Words: William Drummond (1585-1649)

Music: Unknown

Source: Joshua Sylvester, A Garland of Christmas Carols, Ancient and Modern (London: John Camden Hotten, 1861), pp. 97-98.

Run, Shepherds, run where Bethlem blest appears,
    We bring the best of news, be not dismayed:
A Saviour there is born, more old than years
    Amidst Heaven's rolling heights this earth who stayed;
    In a poor cottage inned, a Virgin Maid,
A weakling did Him bear, who all upbears,
    There is He poorly swaddled, in a manger laid
To whom too narrow swaddlings are our spheres:

Run, Shepherds, run, and solemnize His birth.
    This is that night -- no, day grown great with bliss,
    In which the power of Satan broken is;
In Heaven be glory, peace unto the Earth,
    Thus singing through the air the angels swam,
    A cope of stars re-echoed the same.

Sylvester's Note:

William Drummond, of Hawthornden, the friend of Ben Jonson, was the author of the following two sonnets. Jonson once trudged on foot to Scotland to see and converse with the man whom he had long known as a friendly correspondent. From Jonson's rude manners it does not appear that their mutual regard was enhanced.

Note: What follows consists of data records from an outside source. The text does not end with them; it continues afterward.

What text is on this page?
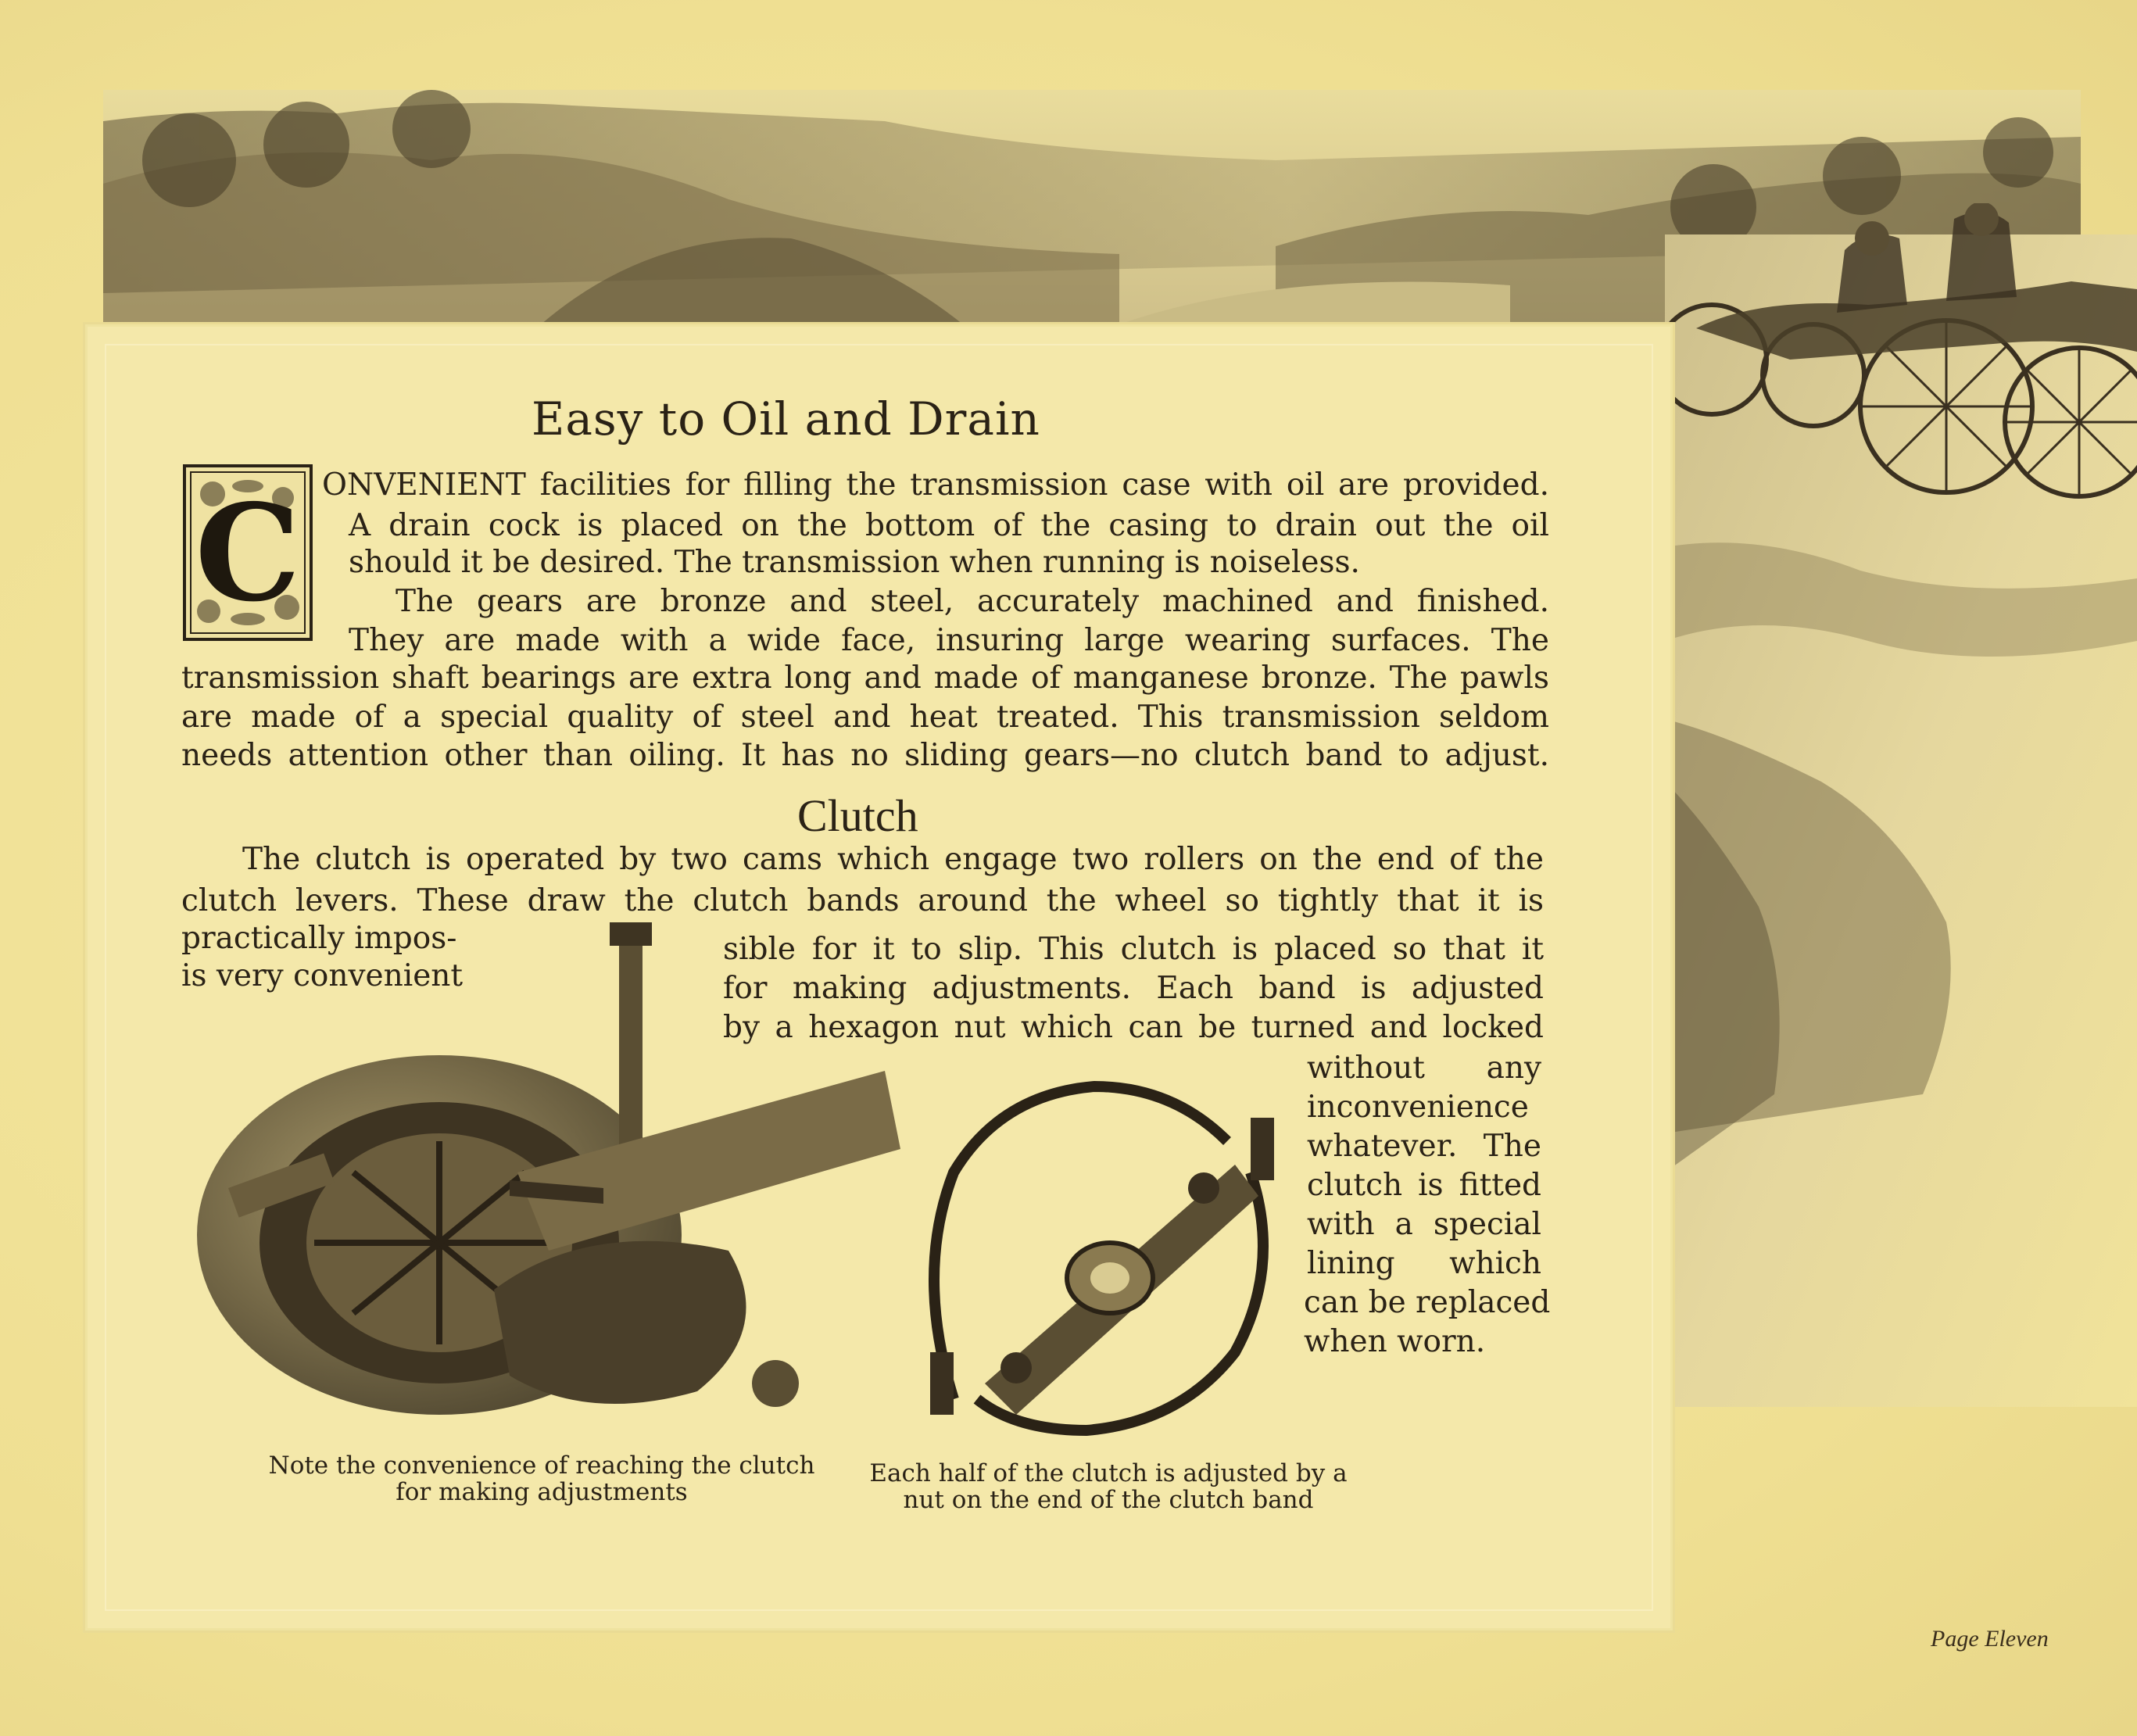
Easy to Oil and Drain
C ONVENIENT facilities for filling the transmission case with oil are provided.
A drain cock is placed on the bottom of the casing to drain out the oil
should it be desired. The transmission when running is noiseless.
The gears are bronze and steel, accurately machined and finished.
They are made with a wide face, insuring large wearing surfaces. The
transmission shaft bearings are extra long and made of manganese bronze. The pawls
are made of a special quality of steel and heat treated. This transmission seldom
needs attention other than oiling. It has no sliding gears—no clutch band to adjust.
Clutch
The clutch is operated by two cams which engage two rollers on the end of the
clutch levers. These draw the clutch bands around the wheel so tightly that it is
practically impos-
is very convenient
sible for it to slip. This clutch is placed so that it
for making adjustments. Each band is adjusted
by a hexagon nut which can be turned and locked
without any
inconvenience
whatever. The
clutch is fitted
with a special
lining which
can be replaced
when worn.
Note the convenience of reaching the clutch
for making adjustments
Each half of the clutch is adjusted by a
nut on the end of the clutch band
Page Eleven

Note that Hugh Keyte, an editor of The New Oxford Book of Carols (Oxford: Oxford University Press, 1992) believes that "Joshua Sylvestre" is a pseudonym for a collaboration between William Sandys (1792-1874) and William Henry Husk (1814-1887). See Appendix 4.

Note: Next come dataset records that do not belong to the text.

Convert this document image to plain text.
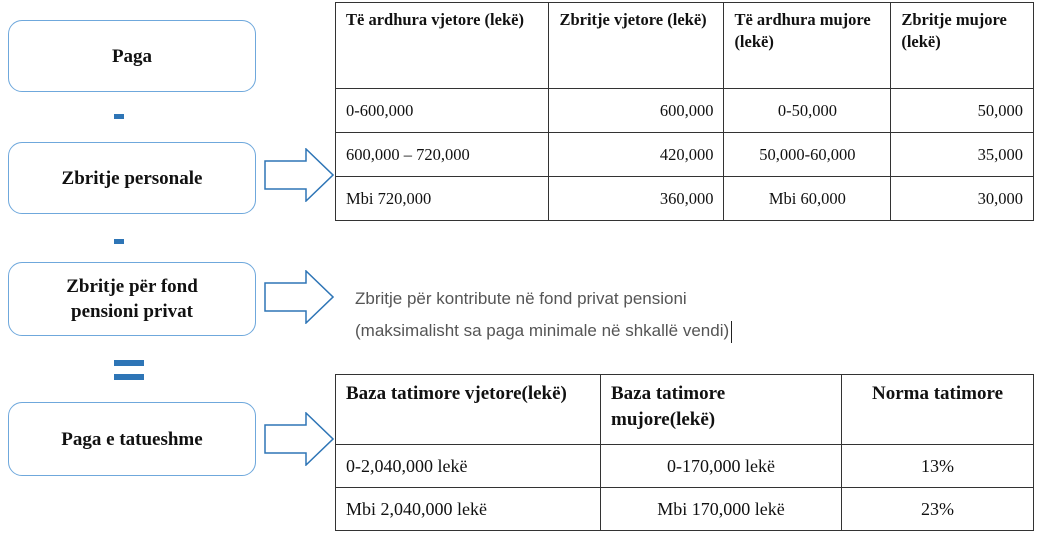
Paga
Zbritje personale
Zbritje për fond pensioni privat
Paga e tatueshme
Të ardhura vjetore (lekë)	Zbritje vjetore (lekë)	Të ardhura mujore (lekë)	Zbritje mujore (lekë)
0-600,000	600,000	0-50,000	50,000
600,000 – 720,000	420,000	50,000-60,000	35,000
Mbi 720,000	360,000	Mbi 60,000	30,000
Zbritje për kontribute në fond privat pensioni
(maksimalisht sa paga minimale në shkallë vendi)
Baza tatimore vjetore(lekë)	Baza tatimore mujore(lekë)	Norma tatimore
0-2,040,000 lekë	0-170,000 lekë	13%
Mbi 2,040,000 lekë	Mbi 170,000 lekë	23%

Also found in Edith Rickert, Ancient English Christmas Carols: 1400-1700 (London: Chatto & Windus, 1914), p. 273, under the title "The Angels." She also gives attribution to William Drummond of Hawthornden (1585-1649).

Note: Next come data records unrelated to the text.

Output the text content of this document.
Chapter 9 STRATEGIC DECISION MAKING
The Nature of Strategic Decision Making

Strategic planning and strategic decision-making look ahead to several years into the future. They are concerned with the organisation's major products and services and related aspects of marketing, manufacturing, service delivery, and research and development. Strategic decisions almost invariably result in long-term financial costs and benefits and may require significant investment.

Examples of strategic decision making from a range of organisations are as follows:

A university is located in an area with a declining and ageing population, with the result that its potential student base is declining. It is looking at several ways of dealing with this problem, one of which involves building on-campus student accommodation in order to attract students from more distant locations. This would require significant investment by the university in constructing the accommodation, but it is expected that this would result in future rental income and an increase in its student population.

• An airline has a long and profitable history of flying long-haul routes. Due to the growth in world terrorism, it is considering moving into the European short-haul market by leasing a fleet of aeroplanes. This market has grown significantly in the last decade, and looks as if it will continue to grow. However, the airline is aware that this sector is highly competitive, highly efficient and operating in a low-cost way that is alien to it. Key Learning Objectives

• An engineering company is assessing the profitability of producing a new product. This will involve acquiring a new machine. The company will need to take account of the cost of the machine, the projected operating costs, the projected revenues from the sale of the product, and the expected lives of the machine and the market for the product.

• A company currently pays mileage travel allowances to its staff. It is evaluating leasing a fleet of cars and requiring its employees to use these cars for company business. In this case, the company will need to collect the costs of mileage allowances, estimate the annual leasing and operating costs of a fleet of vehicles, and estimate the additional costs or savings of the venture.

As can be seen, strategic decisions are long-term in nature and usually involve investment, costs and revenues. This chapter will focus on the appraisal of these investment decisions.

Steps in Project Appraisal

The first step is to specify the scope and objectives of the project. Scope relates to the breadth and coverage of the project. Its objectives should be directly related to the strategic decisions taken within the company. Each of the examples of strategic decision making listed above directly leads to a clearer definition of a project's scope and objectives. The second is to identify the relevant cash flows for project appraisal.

Also found in A. H. Bullen, A Christmas Garland (London: John C. Nimmo, 1885), p. 128. "By William Drummond of Hawthornden." He notes at page 263:

"Too often in reading Drummond of Hawthornden we feel that the poet is giving us “words, words, words.” His work is always polished and refined, but seldom throbs with life. The two sonnets I have quoted are graceful but (it must be confessed) commonplace. There is an elaborate life of Drummond (who died in 1649) by Professor Masson."